When asked if it the disruption that draws audiences Dharwadkar laughs uproariously. “You see we are Indians. We want change but it can’t get so radical that it shakes the very edifices on which our society stands. So even with the concept of the Munjya ghosts there is a reinforcement of caste. So we have different ghosts of different castes. No prizes for guessing that the Brahmin ghosts – Munjyas enjoy pride of place.”

It was in this milieu that the nail-bitingly scary and sinister Gehrayee arrived. Stalwart filmmaker Aruna Raje who directed it recalls the amount of research that went into it. “Vijay Tendulkar who worked closely on this project felt we must locate our story in our own sociocultural milieu. We agreed. I’d grown up to find my mother burning lemons, dough dolls and coconuts on our property and vaguely knew it was called karni. Brushing off the lived reality of so many people with broad brush strokes as blind belief and superstition smacks of arrogance. Nobody is asking u to believe it all but can’t we have dialogue with those who do?”

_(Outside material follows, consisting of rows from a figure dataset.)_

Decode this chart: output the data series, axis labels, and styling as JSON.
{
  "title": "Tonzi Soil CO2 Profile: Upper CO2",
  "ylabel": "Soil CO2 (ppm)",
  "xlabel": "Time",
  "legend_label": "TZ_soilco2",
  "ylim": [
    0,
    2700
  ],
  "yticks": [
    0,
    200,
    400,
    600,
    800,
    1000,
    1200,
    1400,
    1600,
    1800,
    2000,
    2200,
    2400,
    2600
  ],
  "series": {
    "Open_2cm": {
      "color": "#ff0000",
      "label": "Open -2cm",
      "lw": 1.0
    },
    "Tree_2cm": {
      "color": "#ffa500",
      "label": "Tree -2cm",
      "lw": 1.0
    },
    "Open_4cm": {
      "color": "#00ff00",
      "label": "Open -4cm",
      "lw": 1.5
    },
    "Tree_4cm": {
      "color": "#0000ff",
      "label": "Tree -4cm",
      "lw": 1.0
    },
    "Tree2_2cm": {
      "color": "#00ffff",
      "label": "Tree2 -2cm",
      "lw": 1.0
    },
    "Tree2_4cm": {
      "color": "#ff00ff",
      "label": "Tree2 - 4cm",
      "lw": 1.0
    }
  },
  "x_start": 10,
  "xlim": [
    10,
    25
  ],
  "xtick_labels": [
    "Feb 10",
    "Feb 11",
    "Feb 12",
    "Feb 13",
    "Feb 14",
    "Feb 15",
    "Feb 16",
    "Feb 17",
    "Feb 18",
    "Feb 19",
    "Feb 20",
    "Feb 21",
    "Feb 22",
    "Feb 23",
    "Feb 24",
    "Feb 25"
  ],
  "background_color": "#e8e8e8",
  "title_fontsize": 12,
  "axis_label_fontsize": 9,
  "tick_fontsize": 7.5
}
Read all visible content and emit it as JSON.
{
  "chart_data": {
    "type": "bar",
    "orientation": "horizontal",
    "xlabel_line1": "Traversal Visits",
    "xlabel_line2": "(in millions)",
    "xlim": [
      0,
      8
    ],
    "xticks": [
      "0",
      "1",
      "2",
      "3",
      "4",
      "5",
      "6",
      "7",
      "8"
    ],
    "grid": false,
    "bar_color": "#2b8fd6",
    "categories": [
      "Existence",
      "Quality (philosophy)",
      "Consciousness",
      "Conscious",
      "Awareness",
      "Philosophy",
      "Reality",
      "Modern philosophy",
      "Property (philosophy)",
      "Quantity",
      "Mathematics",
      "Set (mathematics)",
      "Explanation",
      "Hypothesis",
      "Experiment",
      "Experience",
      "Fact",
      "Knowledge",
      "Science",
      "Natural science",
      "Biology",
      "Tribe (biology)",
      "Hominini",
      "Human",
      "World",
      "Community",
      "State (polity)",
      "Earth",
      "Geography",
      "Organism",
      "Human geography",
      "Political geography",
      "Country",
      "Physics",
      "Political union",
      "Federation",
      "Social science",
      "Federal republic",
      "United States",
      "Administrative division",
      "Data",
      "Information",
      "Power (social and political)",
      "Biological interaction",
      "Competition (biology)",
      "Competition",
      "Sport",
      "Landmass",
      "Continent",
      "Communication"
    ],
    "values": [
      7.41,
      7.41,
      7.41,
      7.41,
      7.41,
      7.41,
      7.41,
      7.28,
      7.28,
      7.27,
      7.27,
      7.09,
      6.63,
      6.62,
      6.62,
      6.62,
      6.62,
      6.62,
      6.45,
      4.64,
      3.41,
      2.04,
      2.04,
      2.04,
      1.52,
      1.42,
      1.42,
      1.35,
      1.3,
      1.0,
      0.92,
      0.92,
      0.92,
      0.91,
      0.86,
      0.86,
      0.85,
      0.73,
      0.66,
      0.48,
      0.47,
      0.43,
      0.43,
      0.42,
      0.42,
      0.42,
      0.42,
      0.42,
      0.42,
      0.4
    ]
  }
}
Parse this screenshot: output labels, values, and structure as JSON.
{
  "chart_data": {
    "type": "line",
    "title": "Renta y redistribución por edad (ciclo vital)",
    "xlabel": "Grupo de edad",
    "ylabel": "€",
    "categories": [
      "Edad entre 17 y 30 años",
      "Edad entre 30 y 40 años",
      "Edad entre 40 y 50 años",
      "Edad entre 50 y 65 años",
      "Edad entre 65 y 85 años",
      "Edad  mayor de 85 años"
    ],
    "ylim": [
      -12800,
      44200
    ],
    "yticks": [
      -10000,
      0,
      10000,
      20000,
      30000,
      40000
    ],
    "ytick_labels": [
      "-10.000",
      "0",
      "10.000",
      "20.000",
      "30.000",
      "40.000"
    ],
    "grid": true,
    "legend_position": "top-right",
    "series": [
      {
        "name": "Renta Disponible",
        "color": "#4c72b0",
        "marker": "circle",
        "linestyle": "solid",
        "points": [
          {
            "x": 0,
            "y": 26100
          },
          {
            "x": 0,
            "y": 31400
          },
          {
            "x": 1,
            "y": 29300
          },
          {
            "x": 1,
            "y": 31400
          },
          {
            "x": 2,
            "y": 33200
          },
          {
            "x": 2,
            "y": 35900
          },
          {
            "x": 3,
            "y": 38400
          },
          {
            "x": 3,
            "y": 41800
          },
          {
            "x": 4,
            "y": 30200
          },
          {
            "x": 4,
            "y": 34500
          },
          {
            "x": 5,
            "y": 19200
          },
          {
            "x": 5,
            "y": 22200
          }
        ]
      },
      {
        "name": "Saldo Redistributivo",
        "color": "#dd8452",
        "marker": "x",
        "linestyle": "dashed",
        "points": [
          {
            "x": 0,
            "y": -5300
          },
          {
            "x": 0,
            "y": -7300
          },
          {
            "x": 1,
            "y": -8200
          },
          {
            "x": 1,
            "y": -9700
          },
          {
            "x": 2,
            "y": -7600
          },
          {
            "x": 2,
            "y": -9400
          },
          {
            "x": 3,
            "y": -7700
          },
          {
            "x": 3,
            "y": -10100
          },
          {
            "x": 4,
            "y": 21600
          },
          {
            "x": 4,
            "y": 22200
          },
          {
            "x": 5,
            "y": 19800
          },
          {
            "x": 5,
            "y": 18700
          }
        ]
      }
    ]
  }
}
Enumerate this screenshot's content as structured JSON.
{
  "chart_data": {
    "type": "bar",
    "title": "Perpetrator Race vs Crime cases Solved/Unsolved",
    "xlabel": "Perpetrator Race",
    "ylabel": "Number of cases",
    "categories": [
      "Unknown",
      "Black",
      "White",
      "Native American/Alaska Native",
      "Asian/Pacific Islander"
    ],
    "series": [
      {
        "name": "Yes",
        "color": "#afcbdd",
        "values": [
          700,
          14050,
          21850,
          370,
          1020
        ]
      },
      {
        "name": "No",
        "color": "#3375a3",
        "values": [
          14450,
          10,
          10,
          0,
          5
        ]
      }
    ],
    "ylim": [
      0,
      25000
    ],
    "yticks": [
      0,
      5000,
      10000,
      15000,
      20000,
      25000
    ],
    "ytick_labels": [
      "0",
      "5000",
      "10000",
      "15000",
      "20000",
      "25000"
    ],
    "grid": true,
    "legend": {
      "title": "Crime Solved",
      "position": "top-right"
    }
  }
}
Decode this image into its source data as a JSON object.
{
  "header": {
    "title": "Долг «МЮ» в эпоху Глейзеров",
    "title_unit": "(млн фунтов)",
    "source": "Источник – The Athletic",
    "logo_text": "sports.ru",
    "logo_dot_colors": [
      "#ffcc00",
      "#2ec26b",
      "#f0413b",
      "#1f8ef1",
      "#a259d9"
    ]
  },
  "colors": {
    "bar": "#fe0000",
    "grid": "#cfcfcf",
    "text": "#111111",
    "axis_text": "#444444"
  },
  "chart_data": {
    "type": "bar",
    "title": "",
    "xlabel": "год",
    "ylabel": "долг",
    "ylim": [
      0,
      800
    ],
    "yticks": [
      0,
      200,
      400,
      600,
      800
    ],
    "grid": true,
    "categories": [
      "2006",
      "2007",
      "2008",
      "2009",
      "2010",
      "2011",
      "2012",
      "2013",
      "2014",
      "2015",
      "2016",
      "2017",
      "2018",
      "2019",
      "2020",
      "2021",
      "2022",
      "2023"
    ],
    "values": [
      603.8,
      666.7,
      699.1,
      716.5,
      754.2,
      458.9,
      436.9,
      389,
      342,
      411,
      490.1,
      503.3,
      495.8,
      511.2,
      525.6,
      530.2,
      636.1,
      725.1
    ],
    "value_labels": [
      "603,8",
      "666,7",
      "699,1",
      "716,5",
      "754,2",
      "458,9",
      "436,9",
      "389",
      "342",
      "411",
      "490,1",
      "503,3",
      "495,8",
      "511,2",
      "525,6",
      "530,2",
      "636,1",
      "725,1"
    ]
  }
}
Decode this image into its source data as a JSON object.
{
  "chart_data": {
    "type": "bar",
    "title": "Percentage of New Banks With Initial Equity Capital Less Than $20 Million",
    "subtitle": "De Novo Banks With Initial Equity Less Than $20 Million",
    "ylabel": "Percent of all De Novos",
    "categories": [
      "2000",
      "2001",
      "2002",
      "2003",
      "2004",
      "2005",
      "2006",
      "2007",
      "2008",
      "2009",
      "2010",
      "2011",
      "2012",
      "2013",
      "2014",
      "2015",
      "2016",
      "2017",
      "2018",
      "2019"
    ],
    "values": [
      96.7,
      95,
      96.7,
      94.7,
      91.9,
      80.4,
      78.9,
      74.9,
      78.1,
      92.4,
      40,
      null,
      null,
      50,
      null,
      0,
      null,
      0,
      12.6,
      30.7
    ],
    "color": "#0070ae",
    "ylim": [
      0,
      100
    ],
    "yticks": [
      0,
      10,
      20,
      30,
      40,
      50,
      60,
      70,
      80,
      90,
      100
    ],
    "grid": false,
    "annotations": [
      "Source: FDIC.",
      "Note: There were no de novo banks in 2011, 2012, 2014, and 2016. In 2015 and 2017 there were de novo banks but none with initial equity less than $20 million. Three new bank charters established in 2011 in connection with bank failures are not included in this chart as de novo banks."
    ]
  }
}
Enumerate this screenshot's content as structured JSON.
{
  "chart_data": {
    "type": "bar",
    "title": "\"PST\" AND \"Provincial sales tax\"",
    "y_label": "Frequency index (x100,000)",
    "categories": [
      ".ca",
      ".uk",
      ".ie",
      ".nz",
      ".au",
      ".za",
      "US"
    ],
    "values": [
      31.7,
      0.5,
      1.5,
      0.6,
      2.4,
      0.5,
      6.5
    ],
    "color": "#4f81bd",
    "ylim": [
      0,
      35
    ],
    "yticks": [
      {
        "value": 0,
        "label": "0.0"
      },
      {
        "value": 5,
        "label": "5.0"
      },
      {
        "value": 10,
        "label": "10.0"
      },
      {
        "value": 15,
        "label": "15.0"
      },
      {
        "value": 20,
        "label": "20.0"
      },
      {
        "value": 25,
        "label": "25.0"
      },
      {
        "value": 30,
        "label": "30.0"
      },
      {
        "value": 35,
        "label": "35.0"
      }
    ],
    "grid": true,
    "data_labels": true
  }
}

Echoing her, Rishabh Shetty who directed Kantara says: “Coastal Karnataka has always been animistic (the belief that objects, places, and creatures all possess a distinct spiritual essence). From childhood as I observed our rituals and folklore, I realised our Gods, spirits, demigods were far removed from the mainstream Hindu pantheon. While homogenisation has tried to steer us away, we still follow our own traditions,” and recalls, “During the second lockdown, I heard about an incident between a forest officer and a civilian 30 years ago. That helped me create two solid characters around who I built the plot mixing what my native people were saying with a lot of cinematic liberty.”

He credits Kantara’s success to the right mix of the local with the global. “Making a large-scale film shouldn’t be the purpose of a pan-Indian film. The focus should be on telling stories unique to a given area but presented in a way that makes them appealing to a wide range of viewers.”

Dharwadkar also links it to the demand and supply equation. “As livelihoods take people away from their roots they yearn for narratives which are a throwback to them. Luckily for them, filmmakers too are not shy of locating their work in their own ecosystems. The way the box office reacted to Kantara or Stree has proven this beyond a shadow of doubt.”

Will Munjya possess audiences then? Wait and watch!